There are DIY Vanilla extract recipes out there that are non-alcohol. Usually the vodka is subbed with glycerine. Not the solid bar soap glycerin, but the liquid type. I have bought it at the pharmacy before, i used it to make bubble bath, lip balm and other homemade cosmetic items.I've never bought it for edible purposes but as far as i know the pure glycerin is safe to eat.  It is more pricey than Vodka.

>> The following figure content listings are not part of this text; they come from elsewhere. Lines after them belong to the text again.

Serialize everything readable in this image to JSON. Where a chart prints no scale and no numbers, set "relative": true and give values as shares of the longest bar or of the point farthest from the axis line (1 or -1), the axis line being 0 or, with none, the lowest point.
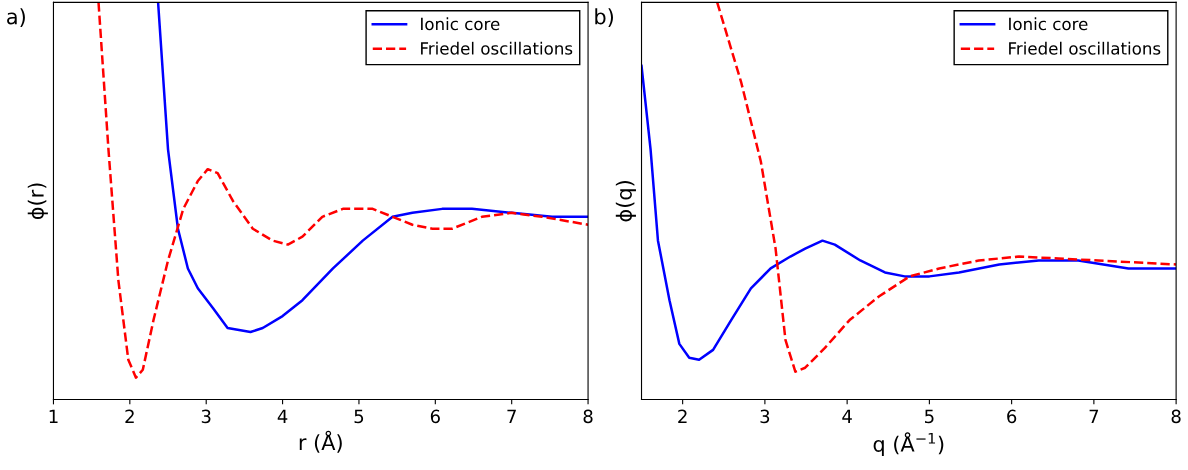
{
  "chart_data": [
    {
      "type": "line",
      "relative": true,
      "xlabel": "r (Å)",
      "ylabel": "ϕ(r)",
      "annotations": [
        "a)"
      ],
      "xlim": [
        1,
        8
      ],
      "xticks": [
        1,
        2,
        3,
        4,
        5,
        6,
        7,
        8
      ],
      "legend": "top right",
      "grid": false,
      "series": [
        {
          "name": "Ionic core",
          "color": "#0000ff",
          "line_style": "solid",
          "x": [
            2.37,
            2.5,
            2.63,
            2.76,
            2.89,
            3.09,
            3.28,
            3.58,
            3.74,
            4.0,
            4.26,
            4.66,
            5.05,
            5.44,
            5.7,
            6.09,
            6.48,
            7.0,
            7.53,
            8.0
          ],
          "values": [
            1.0,
            0.63,
            0.43,
            0.33,
            0.28,
            0.23,
            0.18,
            0.17,
            0.18,
            0.21,
            0.25,
            0.33,
            0.4,
            0.46,
            0.47,
            0.48,
            0.48,
            0.47,
            0.46,
            0.46
          ]
        },
        {
          "name": "Friedel oscillations",
          "color": "#ff0000",
          "line_style": "dashed",
          "x": [
            1.59,
            1.72,
            1.85,
            1.98,
            2.08,
            2.17,
            2.31,
            2.5,
            2.7,
            2.89,
            3.02,
            3.15,
            3.35,
            3.61,
            3.87,
            4.07,
            4.26,
            4.52,
            4.79,
            4.98,
            5.18,
            5.44,
            5.7,
            5.96,
            6.22,
            6.61,
            7.0,
            7.4,
            8.0
          ],
          "values": [
            1.0,
            0.63,
            0.3,
            0.1,
            0.055,
            0.075,
            0.2,
            0.35,
            0.48,
            0.55,
            0.58,
            0.57,
            0.5,
            0.43,
            0.4,
            0.39,
            0.41,
            0.46,
            0.48,
            0.48,
            0.48,
            0.46,
            0.44,
            0.43,
            0.43,
            0.46,
            0.47,
            0.46,
            0.44
          ]
        }
      ]
    },
    {
      "type": "line",
      "relative": true,
      "xlabel": "q (Å$^{−1}$)",
      "ylabel": "ϕ(q)",
      "annotations": [
        "b)"
      ],
      "xlim": [
        1.5,
        8
      ],
      "xticks": [
        2,
        3,
        4,
        5,
        6,
        7,
        8
      ],
      "legend": "top right",
      "grid": false,
      "series": [
        {
          "name": "Ionic core",
          "color": "#0000ff",
          "line_style": "solid",
          "x": [
            1.5,
            1.61,
            1.7,
            1.84,
            1.96,
            2.08,
            2.2,
            2.37,
            2.59,
            2.83,
            3.07,
            3.31,
            3.49,
            3.7,
            3.85,
            4.16,
            4.46,
            4.7,
            5.0,
            5.36,
            5.85,
            6.33,
            6.81,
            7.42,
            8.0
          ],
          "values": [
            0.84,
            0.63,
            0.4,
            0.25,
            0.14,
            0.105,
            0.1,
            0.125,
            0.2,
            0.28,
            0.33,
            0.36,
            0.38,
            0.4,
            0.39,
            0.35,
            0.32,
            0.31,
            0.31,
            0.32,
            0.34,
            0.35,
            0.35,
            0.33,
            0.33
          ]
        },
        {
          "name": "Friedel oscillations",
          "color": "#ff0000",
          "line_style": "dashed",
          "x": [
            2.42,
            2.71,
            2.95,
            3.13,
            3.25,
            3.37,
            3.49,
            3.73,
            4.03,
            4.39,
            4.76,
            5.12,
            5.6,
            6.09,
            6.57,
            7.05,
            8.0
          ],
          "values": [
            1.0,
            0.8,
            0.6,
            0.38,
            0.15,
            0.07,
            0.08,
            0.13,
            0.2,
            0.26,
            0.31,
            0.33,
            0.35,
            0.36,
            0.355,
            0.35,
            0.34
          ]
        }
      ]
    }
  ]
}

The recipe i found for Non-Alcohol Vanilla Extract is:

12 oz Glycerin
4  oz warm water
2 Whole Vanilla Beans

Procedure is the same as the regular method, split, scrape and chop the beans into the liquids, keep in a glass jar, shake often. Should be ready to use after a month or so.  I'd probably double the bean bill. But that's me.

5 comments:

Pam J. said...

So interesting! I would love to try this...it's just my kind of thing. But. (And it's a big but.) Ten years ago I realized I had to give up the vodka. Eight years ago I finally succeeded. So there's no way I could bring a bottle into the house to make vanilla extract. It's hard enough to sit at a dinner table watching others drink beautiful glasses of wine. Glad you commented on my blog --- I'll keep watching how your garden grows!

Faith said...

Great tutorial! I thought you made it by putting a whole bean into the vodka. I didn't know you scraped it out. Learned something new. :o)

Amazing how much that stuff looks like water....

Did you see the Mythbusters on vodka? Funny. LOL

~Faith

icebear said...

Hi Pam, you know i was thinking about the non alcohol thing, i have a lot of friends who have had to let it be for religious convictions and/or personal reasons. I think i was actually editing in the non-alcohol recipe within minutes of your comment, i thought that was pretty cool so hopefully its a good recipe and you might be able to give it a go.
I have enjoyed reading about your bees and have wanted to post questions, but i have too many to burden you with out of the blue, but its a fascinating hobby. I wish i could keep bees but i'd need larger property and less hooliganesque neighborhood kids! lol.

Thanks for stopping by :o)

icebear said...

Faith- i think i remember that one, they filtered cheap brands through activated charcoal and had an expert taste them to see if it would fool him... if i remember right, it didn't- which means his career was justified! :o)

Some people grind their beans in the food processor and some just split them. I guess as long as the fluid can get thoroughly into the bean it works, and if it steeps for 6 weeks with regular, vigorous shaking i can't imagine there is any part of the bean that won't be invaded by the alcohol even if its only split.
But i use the option in the middle- split, scrape, chop... blending it is overmuch IMO.
And your hands smell of vanilla for the rest of the day. :o)

Leigh said...

What a great idea. We make a lot of our own herbal tinctures the same way, but I hadn't thought about flavorings. I like the idea of the indefinite method.